The Rule of Three

The recent SEC enforcement action against Manitex International and three of its former senior executives is a compelling fraud case. Partly because of the unusual facts of the case, the settlement documents tell a good story.

According to the SEC, two separate and distinct financial frauds occurred at Manitex. The first began shortly after company employees found an inventory shortfall during the year end 2013 physical inventory, and the other, which occurred in 2016 and 2017, involved sales Manitex made to a entity Manitex helped set up and controlled, which weren’t actually sales at all, since the accounting rules prohibit recognizing sales made essentially to oneself. Manitex officers went to great lengths to hide the inventory shortfall, ultimately pretending to transfer the nonexistent inventory to a joint venture. Manitex senior officers also took a lot of convoluted actions in the second scheme. trying to make it appear as if Manitex were making sales to an independent company when, in fact, they knew were not. Along the way, the officers falsified documents, forged signatures, and lied to company auditors Buried in the fine print, there was also a terrific gem: Manitex’s former President suggesting that the name of an entity set up to further the second scheme should be called Vandalay Industries, a reference to a phony company George Costanza made up on the Seinfeld television show.

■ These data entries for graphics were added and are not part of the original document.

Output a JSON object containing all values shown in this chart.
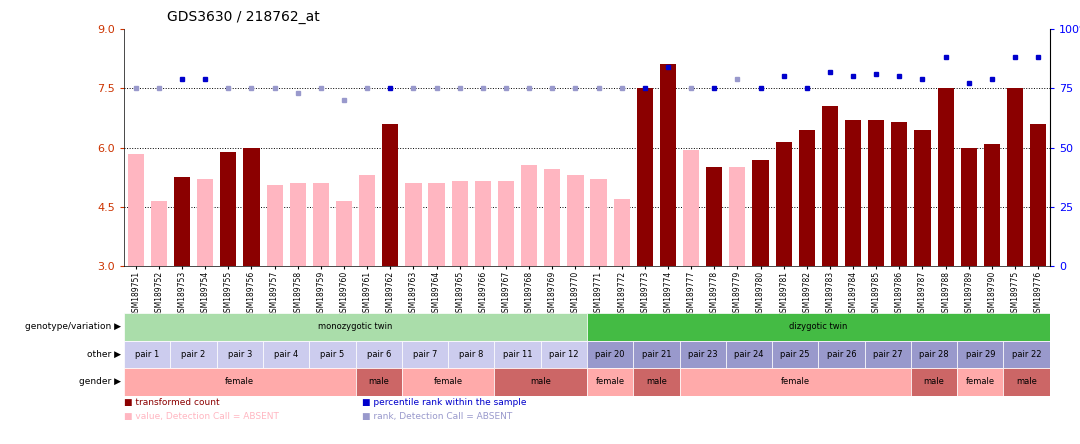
{
  "title": "GDS3630 / 218762_at",
  "samples": [
    "GSM189751",
    "GSM189752",
    "GSM189753",
    "GSM189754",
    "GSM189755",
    "GSM189756",
    "GSM189757",
    "GSM189758",
    "GSM189759",
    "GSM189760",
    "GSM189761",
    "GSM189762",
    "GSM189763",
    "GSM189764",
    "GSM189765",
    "GSM189766",
    "GSM189767",
    "GSM189768",
    "GSM189769",
    "GSM189770",
    "GSM189771",
    "GSM189772",
    "GSM189773",
    "GSM189774",
    "GSM189777",
    "GSM189778",
    "GSM189779",
    "GSM189780",
    "GSM189781",
    "GSM189782",
    "GSM189783",
    "GSM189784",
    "GSM189785",
    "GSM189786",
    "GSM189787",
    "GSM189788",
    "GSM189789",
    "GSM189790",
    "GSM189775",
    "GSM189776"
  ],
  "values": [
    5.85,
    4.65,
    5.25,
    5.2,
    5.9,
    6.0,
    5.05,
    5.1,
    5.1,
    4.65,
    5.3,
    6.6,
    5.1,
    5.1,
    5.15,
    5.15,
    5.15,
    5.55,
    5.45,
    5.3,
    5.2,
    4.7,
    7.5,
    8.1,
    5.95,
    5.5,
    5.5,
    5.7,
    6.15,
    6.45,
    7.05,
    6.7,
    6.7,
    6.65,
    6.45,
    7.5,
    6.0,
    6.1,
    7.5,
    6.6
  ],
  "absent": [
    true,
    true,
    false,
    true,
    false,
    false,
    true,
    true,
    true,
    true,
    true,
    false,
    true,
    true,
    true,
    true,
    true,
    true,
    true,
    true,
    true,
    true,
    false,
    false,
    true,
    false,
    true,
    false,
    false,
    false,
    false,
    false,
    false,
    false,
    false,
    false,
    false,
    false,
    false,
    false
  ],
  "percentile": [
    75,
    75,
    79,
    79,
    75,
    75,
    75,
    73,
    75,
    70,
    75,
    75,
    75,
    75,
    75,
    75,
    75,
    75,
    75,
    75,
    75,
    75,
    75,
    84,
    75,
    75,
    79,
    75,
    80,
    75,
    82,
    80,
    81,
    80,
    79,
    88,
    77,
    79,
    88,
    88
  ],
  "percentile_absent": [
    true,
    true,
    false,
    false,
    true,
    true,
    true,
    true,
    true,
    true,
    true,
    false,
    true,
    true,
    true,
    true,
    true,
    true,
    true,
    true,
    true,
    true,
    false,
    false,
    true,
    false,
    true,
    false,
    false,
    false,
    false,
    false,
    false,
    false,
    false,
    false,
    false,
    false,
    false,
    false
  ],
  "ylim_left": [
    3,
    9
  ],
  "ylim_right": [
    0,
    100
  ],
  "yticks_left": [
    3,
    4.5,
    6,
    7.5,
    9
  ],
  "yticks_right": [
    0,
    25,
    50,
    75,
    100
  ],
  "hlines": [
    4.5,
    6.0,
    7.5
  ],
  "bar_color_present": "#8B0000",
  "bar_color_absent": "#FFB6C1",
  "dot_color_present": "#0000CC",
  "dot_color_absent": "#9999CC",
  "title_fontsize": 10,
  "tick_fontsize": 5.5,
  "annotation_rows": {
    "genotype": {
      "label": "genotype/variation",
      "segments": [
        {
          "text": "monozygotic twin",
          "start": 0,
          "end": 19,
          "color": "#AADDAA"
        },
        {
          "text": "dizygotic twin",
          "start": 20,
          "end": 39,
          "color": "#44BB44"
        }
      ]
    },
    "other": {
      "label": "other",
      "segments": [
        {
          "text": "pair 1",
          "start": 0,
          "end": 1,
          "color": "#CCCCEE"
        },
        {
          "text": "pair 2",
          "start": 2,
          "end": 3,
          "color": "#CCCCEE"
        },
        {
          "text": "pair 3",
          "start": 4,
          "end": 5,
          "color": "#CCCCEE"
        },
        {
          "text": "pair 4",
          "start": 6,
          "end": 7,
          "color": "#CCCCEE"
        },
        {
          "text": "pair 5",
          "start": 8,
          "end": 9,
          "color": "#CCCCEE"
        },
        {
          "text": "pair 6",
          "start": 10,
          "end": 11,
          "color": "#CCCCEE"
        },
        {
          "text": "pair 7",
          "start": 12,
          "end": 13,
          "color": "#CCCCEE"
        },
        {
          "text": "pair 8",
          "start": 14,
          "end": 15,
          "color": "#CCCCEE"
        },
        {
          "text": "pair 11",
          "start": 16,
          "end": 17,
          "color": "#CCCCEE"
        },
        {
          "text": "pair 12",
          "start": 18,
          "end": 19,
          "color": "#CCCCEE"
        },
        {
          "text": "pair 20",
          "start": 20,
          "end": 21,
          "color": "#9999CC"
        },
        {
          "text": "pair 21",
          "start": 22,
          "end": 23,
          "color": "#9999CC"
        },
        {
          "text": "pair 23",
          "start": 24,
          "end": 25,
          "color": "#9999CC"
        },
        {
          "text": "pair 24",
          "start": 26,
          "end": 27,
          "color": "#9999CC"
        },
        {
          "text": "pair 25",
          "start": 28,
          "end": 29,
          "color": "#9999CC"
        },
        {
          "text": "pair 26",
          "start": 30,
          "end": 31,
          "color": "#9999CC"
        },
        {
          "text": "pair 27",
          "start": 32,
          "end": 33,
          "color": "#9999CC"
        },
        {
          "text": "pair 28",
          "start": 34,
          "end": 35,
          "color": "#9999CC"
        },
        {
          "text": "pair 29",
          "start": 36,
          "end": 37,
          "color": "#9999CC"
        },
        {
          "text": "pair 22",
          "start": 38,
          "end": 39,
          "color": "#9999CC"
        }
      ]
    },
    "gender": {
      "label": "gender",
      "segments": [
        {
          "text": "female",
          "start": 0,
          "end": 9,
          "color": "#FFAAAA"
        },
        {
          "text": "male",
          "start": 10,
          "end": 11,
          "color": "#CC6666"
        },
        {
          "text": "female",
          "start": 12,
          "end": 15,
          "color": "#FFAAAA"
        },
        {
          "text": "male",
          "start": 16,
          "end": 19,
          "color": "#CC6666"
        },
        {
          "text": "female",
          "start": 20,
          "end": 21,
          "color": "#FFAAAA"
        },
        {
          "text": "male",
          "start": 22,
          "end": 23,
          "color": "#CC6666"
        },
        {
          "text": "female",
          "start": 24,
          "end": 33,
          "color": "#FFAAAA"
        },
        {
          "text": "male",
          "start": 34,
          "end": 35,
          "color": "#CC6666"
        },
        {
          "text": "female",
          "start": 36,
          "end": 37,
          "color": "#FFAAAA"
        },
        {
          "text": "male",
          "start": 38,
          "end": 39,
          "color": "#CC6666"
        }
      ]
    }
  },
  "legend_items": [
    {
      "color": "#8B0000",
      "label": "transformed count"
    },
    {
      "color": "#0000CC",
      "label": "percentile rank within the sample"
    },
    {
      "color": "#FFB6C1",
      "label": "value, Detection Call = ABSENT"
    },
    {
      "color": "#9999CC",
      "label": "rank, Detection Call = ABSENT"
    }
  ]
}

Manitex’s frauds went undetected for some time, but in October 2017, the company auditor started poking around, asking questions about the second scheme. Shortly afterward, an outside law firm began an investigation at the company, and soon the jig was up: Manitex fired two of the three executives involved in the conduct (the third had already left) and promptly announced that most of its financial statements for 2016 and 2017 should no longer be relied upon.

Given the false documents and other deceptive conduct, the SEC had quite a bit of leverage to get favorable settlements from the defendants/respondents. Among other things, the three former executives and the company were charged with 10b fraud and all of the former executives received officer and director bars or accounting suspensions or both. The SEC also doled out penalties to the company and two of the three former executives, the third did not have to pay a penalty based on his cooperation.

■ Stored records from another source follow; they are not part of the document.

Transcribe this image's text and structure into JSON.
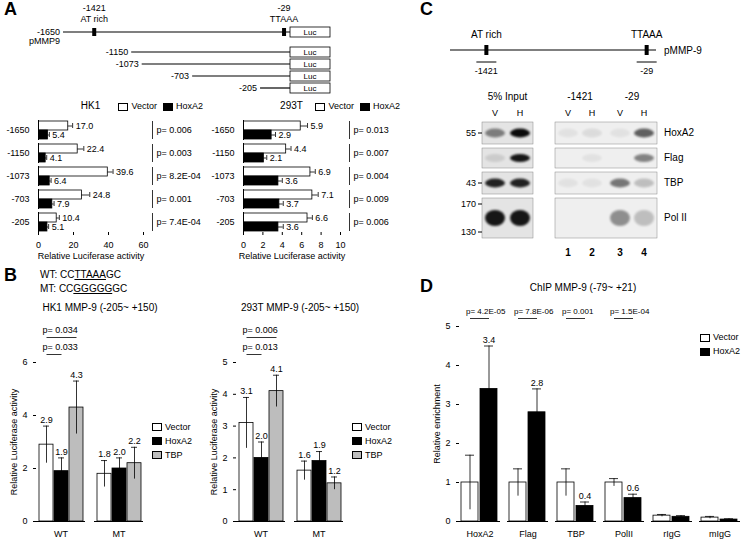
{
  "panel_labels": [
    "A",
    "B",
    "C",
    "D"
  ],
  "promoter_constructs": {
    "name": "pMMP9",
    "starts": [
      -1650,
      -1150,
      -1073,
      -703,
      -205
    ],
    "reporter": "Luc",
    "sites": [
      {
        "position": -1421,
        "label": "AT rich"
      },
      {
        "position": -29,
        "label": "TTAAA"
      }
    ]
  },
  "mutation": [
    {
      "label": "WT:",
      "parts": [
        "CC",
        "TTAAA",
        "GC"
      ]
    },
    {
      "label": "MT:",
      "parts": [
        "CC",
        "GGGGG",
        "GC"
      ]
    }
  ],
  "chip_map": {
    "name": "pMMP-9",
    "sites": [
      {
        "position": -1421,
        "label": "AT rich"
      },
      {
        "position": -29,
        "label": "TTAAA"
      }
    ]
  },
  "blot": {
    "groups": [
      {
        "label": "5% Input",
        "lanes": [
          "V",
          "H"
        ]
      },
      {
        "label": "-1421",
        "lanes": [
          "V",
          "H"
        ]
      },
      {
        "label": "-29",
        "lanes": [
          "V",
          "H"
        ]
      }
    ],
    "lane_numbers": [
      1,
      2,
      3,
      4
    ],
    "rows": [
      {
        "label": "HoxA2",
        "markers": [
          55
        ],
        "signal": [
          0.45,
          0.95,
          0.05,
          0.08,
          0.05,
          0.6
        ]
      },
      {
        "label": "Flag",
        "markers": [],
        "signal": [
          0.1,
          0.9,
          0.0,
          0.05,
          0.0,
          0.45
        ]
      },
      {
        "label": "TBP",
        "markers": [
          43
        ],
        "signal": [
          0.85,
          0.85,
          0.05,
          0.05,
          0.5,
          0.2
        ]
      },
      {
        "label": "Pol II",
        "markers": [
          170,
          130
        ],
        "signal": [
          0.9,
          0.9,
          0.0,
          0.0,
          0.4,
          0.2
        ]
      }
    ]
  },
  "chart_data": [
    {
      "type": "bar",
      "orientation": "horizontal",
      "title": "HK1",
      "categories": [
        "-1650",
        "-1150",
        "-1073",
        "-703",
        "-205"
      ],
      "series": [
        {
          "name": "Vector",
          "color": "#ffffff",
          "values": [
            17.0,
            22.4,
            39.6,
            24.8,
            10.4
          ],
          "value_labels": [
            "17.0",
            "22.4",
            "39.6",
            "24.8",
            "10.4"
          ],
          "errors": [
            2.5,
            3.5,
            3.0,
            4.5,
            1.5
          ]
        },
        {
          "name": "HoxA2",
          "color": "#000000",
          "values": [
            5.4,
            4.1,
            6.4,
            7.9,
            5.1
          ],
          "value_labels": [
            "5.4",
            "4.1",
            "6.4",
            "7.9",
            "5.1"
          ],
          "errors": [
            0.8,
            0.6,
            0.8,
            1.0,
            0.7
          ]
        }
      ],
      "xlim": [
        0,
        60
      ],
      "xticks": [
        0,
        20,
        40,
        60
      ],
      "xlabel": "Relative Luciferase activity",
      "data_labels": true,
      "legend": "top-right",
      "annotations": [
        {
          "category": "-1650",
          "text": "p= 0.006"
        },
        {
          "category": "-1150",
          "text": "p= 0.003"
        },
        {
          "category": "-1073",
          "text": "p= 8.2E-04"
        },
        {
          "category": "-703",
          "text": "p= 0.001"
        },
        {
          "category": "-205",
          "text": "p= 7.4E-04"
        }
      ]
    },
    {
      "type": "bar",
      "orientation": "horizontal",
      "title": "293T",
      "categories": [
        "-1650",
        "-1150",
        "-1073",
        "-703",
        "-205"
      ],
      "series": [
        {
          "name": "Vector",
          "color": "#ffffff",
          "values": [
            5.9,
            4.4,
            6.9,
            7.1,
            6.6
          ],
          "value_labels": [
            "5.9",
            "4.4",
            "6.9",
            "7.1",
            "6.6"
          ],
          "errors": [
            0.7,
            0.5,
            0.5,
            0.6,
            0.5
          ]
        },
        {
          "name": "HoxA2",
          "color": "#000000",
          "values": [
            2.9,
            2.1,
            3.6,
            3.7,
            3.6
          ],
          "value_labels": [
            "2.9",
            "2.1",
            "3.6",
            "3.7",
            "3.6"
          ],
          "errors": [
            0.4,
            0.3,
            0.4,
            0.4,
            0.5
          ]
        }
      ],
      "xlim": [
        0,
        10
      ],
      "xticks": [
        0,
        2,
        4,
        6,
        8,
        10
      ],
      "xlabel": "Relative Luciferase activity",
      "data_labels": true,
      "legend": "top-right",
      "annotations": [
        {
          "category": "-1650",
          "text": "p= 0.013"
        },
        {
          "category": "-1150",
          "text": "p= 0.007"
        },
        {
          "category": "-1073",
          "text": "p= 0.004"
        },
        {
          "category": "-703",
          "text": "p= 0.009"
        },
        {
          "category": "-205",
          "text": "p= 0.006"
        }
      ]
    },
    {
      "type": "bar",
      "title": "HK1 MMP-9 (-205~ +150)",
      "categories": [
        "WT",
        "MT"
      ],
      "series": [
        {
          "name": "Vector",
          "color": "#ffffff",
          "values": [
            2.9,
            1.8
          ],
          "value_labels": [
            "2.9",
            "1.8"
          ],
          "errors": [
            0.7,
            0.5
          ]
        },
        {
          "name": "HoxA2",
          "color": "#000000",
          "values": [
            1.9,
            2.0
          ],
          "value_labels": [
            "1.9",
            "2.0"
          ],
          "errors": [
            0.5,
            0.4
          ]
        },
        {
          "name": "TBP",
          "color": "#bdbdbd",
          "values": [
            4.3,
            2.2
          ],
          "value_labels": [
            "4.3",
            "2.2"
          ],
          "errors": [
            1.0,
            0.6
          ]
        }
      ],
      "ylim": [
        0,
        6
      ],
      "yticks": [
        0,
        2,
        4,
        6
      ],
      "ylabel": "Relative Luciferase activity",
      "data_labels": true,
      "legend": "right",
      "annotations": [
        {
          "category": "WT",
          "from": "Vector",
          "to": "HoxA2",
          "text": "p= 0.033"
        },
        {
          "category": "WT",
          "from": "Vector",
          "to": "TBP",
          "text": "p= 0.034"
        }
      ]
    },
    {
      "type": "bar",
      "title": "293T MMP-9 (-205~ +150)",
      "categories": [
        "WT",
        "MT"
      ],
      "series": [
        {
          "name": "Vector",
          "color": "#ffffff",
          "values": [
            3.1,
            1.6
          ],
          "value_labels": [
            "3.1",
            "1.6"
          ],
          "errors": [
            0.8,
            0.3
          ]
        },
        {
          "name": "HoxA2",
          "color": "#000000",
          "values": [
            2.0,
            1.9
          ],
          "value_labels": [
            "2.0",
            "1.9"
          ],
          "errors": [
            0.5,
            0.3
          ]
        },
        {
          "name": "TBP",
          "color": "#bdbdbd",
          "values": [
            4.1,
            1.2
          ],
          "value_labels": [
            "4.1",
            "1.2"
          ],
          "errors": [
            0.5,
            0.2
          ]
        }
      ],
      "ylim": [
        0,
        5
      ],
      "yticks": [
        0,
        1,
        2,
        3,
        4,
        5
      ],
      "ylabel": "Relative Luciferase activity",
      "data_labels": true,
      "legend": "right",
      "annotations": [
        {
          "category": "WT",
          "from": "Vector",
          "to": "HoxA2",
          "text": "p= 0.013"
        },
        {
          "category": "WT",
          "from": "Vector",
          "to": "TBP",
          "text": "p= 0.006"
        }
      ]
    },
    {
      "type": "bar",
      "title": "ChIP MMP-9 (-79~ +21)",
      "categories": [
        "HoxA2",
        "Flag",
        "TBP",
        "PolII",
        "rIgG",
        "mIgG"
      ],
      "series": [
        {
          "name": "Vector",
          "color": "#ffffff",
          "values": [
            1.0,
            1.0,
            1.0,
            1.0,
            0.15,
            0.1
          ],
          "errors": [
            0.7,
            0.35,
            0.35,
            0.1,
            0.03,
            0.03
          ],
          "data_labels": false
        },
        {
          "name": "HoxA2",
          "color": "#000000",
          "values": [
            3.4,
            2.8,
            0.4,
            0.6,
            0.12,
            0.05
          ],
          "value_labels": [
            "3.4",
            "2.8",
            "0.4",
            "0.6",
            null,
            null
          ],
          "errors": [
            1.1,
            0.6,
            0.1,
            0.1,
            0.03,
            0.02
          ],
          "data_labels": true
        }
      ],
      "ylim": [
        0,
        5
      ],
      "yticks": [
        0,
        1,
        2,
        3,
        4,
        5
      ],
      "ylabel": "Relative enrichment",
      "data_labels": true,
      "legend": "top-right",
      "annotations": [
        {
          "category": "HoxA2",
          "from": "Vector",
          "to": "HoxA2",
          "text": "p= 4.2E-05"
        },
        {
          "category": "Flag",
          "from": "Vector",
          "to": "HoxA2",
          "text": "p= 7.8E-06"
        },
        {
          "category": "TBP",
          "from": "Vector",
          "to": "HoxA2",
          "text": "p= 0.001"
        },
        {
          "category": "PolII",
          "from": "Vector",
          "to": "HoxA2",
          "text": "p= 1.5E-04"
        }
      ]
    }
  ]
}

If I squint I can find a few problems with the SEC’s case. I couldn’t quite make out the chart in the settlement documents showing the effect of the second fraud on the company’s sales and net income. Also, it’s not clear why was the company was able to enter into a payment plan with the SEC, to pay its fine over time. The fines seemed to be too light and the length of the bar and suspension for the company’s former controller/CFO may be too short. Finally, the press release caused me to try to understand when the SEC names a company in press release headline. The action, released shortly before the SEC’s fiscal year end, is one of the few recent SEC maters in which the name of the corporation charged was stated in the press release headline. Does the SEC name companies in press release only when fraud is charged or in other cases also? It’s not clear from the SEC press releases issued in the last year or so what the standard is.

But these are all in all fairly minor points. Every case has a few loose ends and maybe a few deficiencies. All in all, it’s a solid case, fairly well written, persuasive and easy to follow, with what appear to be reasonable settlements for all concerned. It’s hard to get the whole hog. Nice work by the SEC’s Chicago office.